Discussion for a Former City Dweller

This email from my dear friend Julia showed up in my inbox the other day, and after laughing out loud 281 times I figured I should share it with all of you. Have you ever been in a situation like this?


So, I am walking in San Francisco during my lunch break this afternoon (beautiful day, by the way...the sun was so yummy and warm), and I decide that I would like to go to Peet's Coffee and Tea to get an iced drink.  I was 2nd in line, and as the person ahead of me moved forward to the counter, I notice that the woman leaving the counter with her hot tea (which everyone knows would melt your skin should it spill) is blind and has her walking stick and kind of awkwardly maneuvers her way through the ropes that make the queue...instead of simply going to the side and walking straight to the table that was empty and literally 7 feet away from her.  In making her way through what would seem like a nightmare if you were blind, she managed to trip up the woman behind me who was doing all sorts of acrobatics so that the woman didn't run into her.  This woman accidentally tripped over the ropes and bumped into me.  At this point, I am wondering, why is it that we are OK running into people...unless they are blind?  Because I also wasn't expecting a grown woman to fall into me, and I was witnessing the whole thing.  I thought, "Whoa, lady." 

So, I sit down and read for about 10 minutes.  When I've walked out the door of Peet's, I notice the blind woman is going the same way as me now!  She does a good job with her walking stick, and it wasn't very crowded on the huge sidewalk.  All the same, I kind of slow down when we cross the intersection to make sure she doesn't topple off the 6-inch curb (which I have done, and again, I am not BLIND).  She caught up with me at the next intersection again, only at this one, we're gonna cross a 6-lane street with a concrete median in the middle.  I sit there as the walk-light is about to go on and I start thinking, "Shit, what do I do?  Do I offer to help her across because this could go horribly wrong!" Instead, I decide to let her go on her independent way, and if she looks like she falls or anything, I will stay near so that I may help her.  I don't want to make her feel uber handicapped like she can't cross a fucking street by herself.  She lives in a damn city!  

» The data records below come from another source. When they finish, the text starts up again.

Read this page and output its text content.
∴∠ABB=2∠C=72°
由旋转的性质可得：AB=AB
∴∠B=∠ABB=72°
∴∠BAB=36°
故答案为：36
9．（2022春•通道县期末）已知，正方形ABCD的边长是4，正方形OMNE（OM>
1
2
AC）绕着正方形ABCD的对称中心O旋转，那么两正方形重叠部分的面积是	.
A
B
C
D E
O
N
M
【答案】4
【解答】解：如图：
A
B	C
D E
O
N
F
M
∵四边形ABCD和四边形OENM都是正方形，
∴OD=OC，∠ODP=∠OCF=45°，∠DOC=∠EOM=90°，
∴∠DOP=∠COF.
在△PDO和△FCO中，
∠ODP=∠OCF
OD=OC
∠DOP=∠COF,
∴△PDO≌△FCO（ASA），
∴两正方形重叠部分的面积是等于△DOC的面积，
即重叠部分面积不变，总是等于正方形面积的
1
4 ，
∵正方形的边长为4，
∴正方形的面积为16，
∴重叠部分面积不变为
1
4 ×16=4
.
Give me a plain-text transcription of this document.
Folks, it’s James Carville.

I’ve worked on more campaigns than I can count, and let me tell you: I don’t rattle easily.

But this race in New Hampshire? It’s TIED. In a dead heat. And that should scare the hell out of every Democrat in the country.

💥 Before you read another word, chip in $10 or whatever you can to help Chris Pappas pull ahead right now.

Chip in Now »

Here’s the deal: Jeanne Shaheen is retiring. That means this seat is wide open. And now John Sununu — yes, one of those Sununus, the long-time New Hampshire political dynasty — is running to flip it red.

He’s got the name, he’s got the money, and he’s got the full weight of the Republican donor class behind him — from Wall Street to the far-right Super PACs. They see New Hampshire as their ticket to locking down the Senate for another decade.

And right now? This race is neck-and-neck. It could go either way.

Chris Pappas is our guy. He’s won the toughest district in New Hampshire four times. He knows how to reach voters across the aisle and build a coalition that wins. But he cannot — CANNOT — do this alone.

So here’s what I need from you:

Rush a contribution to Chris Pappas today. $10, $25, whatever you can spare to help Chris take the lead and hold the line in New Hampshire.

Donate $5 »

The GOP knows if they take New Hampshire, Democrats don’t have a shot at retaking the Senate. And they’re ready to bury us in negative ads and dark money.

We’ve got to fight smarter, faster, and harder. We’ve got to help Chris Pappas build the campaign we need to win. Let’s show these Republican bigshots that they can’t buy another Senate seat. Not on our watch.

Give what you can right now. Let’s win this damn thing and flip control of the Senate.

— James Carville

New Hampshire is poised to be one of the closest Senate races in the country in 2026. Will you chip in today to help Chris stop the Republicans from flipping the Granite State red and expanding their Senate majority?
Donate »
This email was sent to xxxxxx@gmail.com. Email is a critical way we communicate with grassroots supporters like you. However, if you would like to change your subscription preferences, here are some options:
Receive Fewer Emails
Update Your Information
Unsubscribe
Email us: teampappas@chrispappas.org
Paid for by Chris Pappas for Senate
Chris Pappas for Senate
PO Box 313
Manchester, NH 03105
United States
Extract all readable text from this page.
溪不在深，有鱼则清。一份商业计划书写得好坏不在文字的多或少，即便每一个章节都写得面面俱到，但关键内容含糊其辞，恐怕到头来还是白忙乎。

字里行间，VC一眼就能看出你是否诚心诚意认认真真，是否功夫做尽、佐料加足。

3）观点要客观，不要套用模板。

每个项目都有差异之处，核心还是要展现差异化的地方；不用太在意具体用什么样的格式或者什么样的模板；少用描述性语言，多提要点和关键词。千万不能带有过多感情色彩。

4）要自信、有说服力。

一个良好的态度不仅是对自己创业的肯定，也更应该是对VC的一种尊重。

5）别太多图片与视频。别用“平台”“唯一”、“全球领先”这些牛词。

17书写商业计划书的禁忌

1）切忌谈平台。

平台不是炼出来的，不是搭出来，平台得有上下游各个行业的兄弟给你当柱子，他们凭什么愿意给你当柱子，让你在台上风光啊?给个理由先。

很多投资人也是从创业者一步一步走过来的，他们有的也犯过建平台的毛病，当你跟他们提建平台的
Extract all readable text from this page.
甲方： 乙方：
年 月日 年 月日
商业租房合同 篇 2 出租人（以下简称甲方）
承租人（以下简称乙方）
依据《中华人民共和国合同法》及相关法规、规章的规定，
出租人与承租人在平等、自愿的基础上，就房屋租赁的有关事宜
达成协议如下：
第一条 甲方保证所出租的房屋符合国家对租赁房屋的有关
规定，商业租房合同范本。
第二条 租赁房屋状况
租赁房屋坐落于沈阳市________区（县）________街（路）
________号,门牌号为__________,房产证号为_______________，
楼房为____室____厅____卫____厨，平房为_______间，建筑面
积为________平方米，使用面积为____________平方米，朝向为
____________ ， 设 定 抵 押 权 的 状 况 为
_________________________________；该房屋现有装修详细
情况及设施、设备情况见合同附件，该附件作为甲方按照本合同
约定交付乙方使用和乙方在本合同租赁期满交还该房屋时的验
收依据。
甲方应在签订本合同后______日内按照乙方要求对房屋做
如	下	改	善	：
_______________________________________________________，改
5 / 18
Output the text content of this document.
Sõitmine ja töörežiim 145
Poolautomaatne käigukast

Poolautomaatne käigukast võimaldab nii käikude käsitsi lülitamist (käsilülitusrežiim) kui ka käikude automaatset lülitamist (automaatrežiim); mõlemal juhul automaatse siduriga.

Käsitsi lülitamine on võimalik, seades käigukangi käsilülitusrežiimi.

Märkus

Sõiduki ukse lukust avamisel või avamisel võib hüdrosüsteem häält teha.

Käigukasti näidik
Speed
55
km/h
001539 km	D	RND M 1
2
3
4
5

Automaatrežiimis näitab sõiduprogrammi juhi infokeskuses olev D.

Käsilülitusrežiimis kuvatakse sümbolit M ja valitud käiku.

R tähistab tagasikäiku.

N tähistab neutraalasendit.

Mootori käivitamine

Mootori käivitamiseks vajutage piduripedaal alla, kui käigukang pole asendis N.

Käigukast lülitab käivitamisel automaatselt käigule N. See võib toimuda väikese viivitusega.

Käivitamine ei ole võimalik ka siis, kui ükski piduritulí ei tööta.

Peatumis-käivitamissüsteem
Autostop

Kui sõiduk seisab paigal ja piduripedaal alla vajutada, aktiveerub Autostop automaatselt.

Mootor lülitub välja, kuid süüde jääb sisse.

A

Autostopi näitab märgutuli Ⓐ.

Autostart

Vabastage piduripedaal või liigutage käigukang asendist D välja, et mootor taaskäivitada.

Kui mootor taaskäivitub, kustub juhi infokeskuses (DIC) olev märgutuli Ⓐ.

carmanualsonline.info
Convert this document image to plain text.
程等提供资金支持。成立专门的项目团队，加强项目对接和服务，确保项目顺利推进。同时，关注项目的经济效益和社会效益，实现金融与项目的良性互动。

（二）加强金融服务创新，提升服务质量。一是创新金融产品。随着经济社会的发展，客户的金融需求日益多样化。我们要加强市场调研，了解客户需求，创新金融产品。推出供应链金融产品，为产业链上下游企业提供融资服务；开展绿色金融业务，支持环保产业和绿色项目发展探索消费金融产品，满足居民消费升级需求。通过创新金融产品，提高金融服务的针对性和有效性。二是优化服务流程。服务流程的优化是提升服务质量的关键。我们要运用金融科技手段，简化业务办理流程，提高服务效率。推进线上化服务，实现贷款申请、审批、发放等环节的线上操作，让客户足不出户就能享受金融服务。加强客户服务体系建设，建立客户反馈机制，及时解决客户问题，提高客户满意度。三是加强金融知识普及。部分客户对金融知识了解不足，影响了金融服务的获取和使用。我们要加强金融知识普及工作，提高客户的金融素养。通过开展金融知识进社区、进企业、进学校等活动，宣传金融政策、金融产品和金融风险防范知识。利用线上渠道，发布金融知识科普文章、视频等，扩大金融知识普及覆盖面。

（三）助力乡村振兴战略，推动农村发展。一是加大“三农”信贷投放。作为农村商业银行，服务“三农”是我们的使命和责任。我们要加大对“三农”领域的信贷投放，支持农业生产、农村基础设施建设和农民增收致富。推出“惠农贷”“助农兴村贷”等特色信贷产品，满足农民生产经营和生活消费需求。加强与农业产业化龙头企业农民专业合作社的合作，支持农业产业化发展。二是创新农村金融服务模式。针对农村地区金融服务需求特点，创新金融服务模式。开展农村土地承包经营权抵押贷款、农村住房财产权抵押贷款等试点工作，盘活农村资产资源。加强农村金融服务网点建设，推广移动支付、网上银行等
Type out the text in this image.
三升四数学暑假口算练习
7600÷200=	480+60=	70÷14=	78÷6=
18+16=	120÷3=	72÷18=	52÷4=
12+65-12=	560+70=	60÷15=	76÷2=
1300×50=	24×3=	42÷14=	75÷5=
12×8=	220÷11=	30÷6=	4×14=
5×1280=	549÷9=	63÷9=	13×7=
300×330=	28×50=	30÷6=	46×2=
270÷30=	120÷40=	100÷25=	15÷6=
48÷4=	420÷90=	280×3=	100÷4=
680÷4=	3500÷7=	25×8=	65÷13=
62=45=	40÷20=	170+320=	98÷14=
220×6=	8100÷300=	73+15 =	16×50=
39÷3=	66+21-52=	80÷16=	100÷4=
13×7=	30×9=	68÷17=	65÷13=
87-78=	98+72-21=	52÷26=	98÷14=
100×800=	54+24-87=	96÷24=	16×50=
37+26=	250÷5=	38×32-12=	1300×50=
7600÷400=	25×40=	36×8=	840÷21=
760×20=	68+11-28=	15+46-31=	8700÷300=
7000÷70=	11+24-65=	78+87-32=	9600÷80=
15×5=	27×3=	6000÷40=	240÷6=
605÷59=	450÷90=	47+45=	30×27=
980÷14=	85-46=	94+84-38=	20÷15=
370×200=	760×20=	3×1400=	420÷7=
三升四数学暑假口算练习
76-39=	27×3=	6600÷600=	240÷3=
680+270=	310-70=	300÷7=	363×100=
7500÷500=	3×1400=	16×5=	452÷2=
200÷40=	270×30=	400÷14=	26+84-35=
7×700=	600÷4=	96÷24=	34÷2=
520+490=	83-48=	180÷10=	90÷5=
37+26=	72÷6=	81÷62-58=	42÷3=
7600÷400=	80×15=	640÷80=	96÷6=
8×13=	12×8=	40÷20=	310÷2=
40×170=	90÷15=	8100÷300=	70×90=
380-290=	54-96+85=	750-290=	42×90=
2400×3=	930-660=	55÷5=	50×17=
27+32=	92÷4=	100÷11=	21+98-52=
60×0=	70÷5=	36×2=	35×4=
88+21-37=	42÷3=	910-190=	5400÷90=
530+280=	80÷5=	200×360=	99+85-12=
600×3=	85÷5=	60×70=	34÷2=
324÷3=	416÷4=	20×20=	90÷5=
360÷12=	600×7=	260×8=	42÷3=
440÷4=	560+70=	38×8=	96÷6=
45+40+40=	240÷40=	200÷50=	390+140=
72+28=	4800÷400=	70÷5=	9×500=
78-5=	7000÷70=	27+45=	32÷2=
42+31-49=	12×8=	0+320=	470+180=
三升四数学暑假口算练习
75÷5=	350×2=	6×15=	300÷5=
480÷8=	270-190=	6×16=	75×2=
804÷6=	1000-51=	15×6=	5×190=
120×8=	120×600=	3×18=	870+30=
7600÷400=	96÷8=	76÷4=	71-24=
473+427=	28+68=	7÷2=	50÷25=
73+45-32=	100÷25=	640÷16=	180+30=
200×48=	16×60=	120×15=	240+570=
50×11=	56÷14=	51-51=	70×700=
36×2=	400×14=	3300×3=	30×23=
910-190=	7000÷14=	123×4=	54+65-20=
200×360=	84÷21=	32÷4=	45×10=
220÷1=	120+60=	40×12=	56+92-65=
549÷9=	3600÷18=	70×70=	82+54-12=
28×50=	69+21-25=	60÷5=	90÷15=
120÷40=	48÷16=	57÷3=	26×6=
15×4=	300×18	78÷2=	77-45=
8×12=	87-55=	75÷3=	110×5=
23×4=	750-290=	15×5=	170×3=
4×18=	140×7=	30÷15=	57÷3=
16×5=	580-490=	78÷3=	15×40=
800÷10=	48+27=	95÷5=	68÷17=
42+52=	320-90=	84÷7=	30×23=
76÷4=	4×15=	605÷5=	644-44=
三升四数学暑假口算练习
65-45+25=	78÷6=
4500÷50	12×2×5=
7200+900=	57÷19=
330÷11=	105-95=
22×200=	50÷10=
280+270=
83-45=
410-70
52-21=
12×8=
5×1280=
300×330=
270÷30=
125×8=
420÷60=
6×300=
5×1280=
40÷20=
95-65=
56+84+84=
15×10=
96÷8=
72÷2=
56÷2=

To my surprise, as we both set off across the street, she walks straight into the lines of cars lined up waiting at the light!  What the Hell. I look like an ass. The worst is that instead of going over to help her, I am trying really hard not to chuckle because it is kind of funny. What is the etiquette of a blind person crossing the road?  Do you help, or do you not help?  Do you think we stare and avoid helping more because we know they can't see us?  In the end, I made sure she didn't die going across by staying at a safe distance, and realized that the whole movement of political correctness has made me incapable of knowing appropriate kindness.  

Sheesh!


This is the EXACT kind of awkward situation that gives me fodder for this blog. So, dear reader, what would you have done?

2 comments:

Alyssa @ Life of bLyss said...

I like her take on the whole thing. If this lady is by herself, she's probably independent enough to handle it. However, like your friend, I probably would have felt a strong need to stick to her side until she seemed to navigate out of harm's way on her own.

She's so right though! What's worse.. letting the handicapped person get hurt on your watch, or offering to help and subsequently offending them?

Christine Dryden said...

Mr. Chris has a very funny story about helping a blind student across campus one time. I look forward to telling it, if he you don't get his rendition sooner.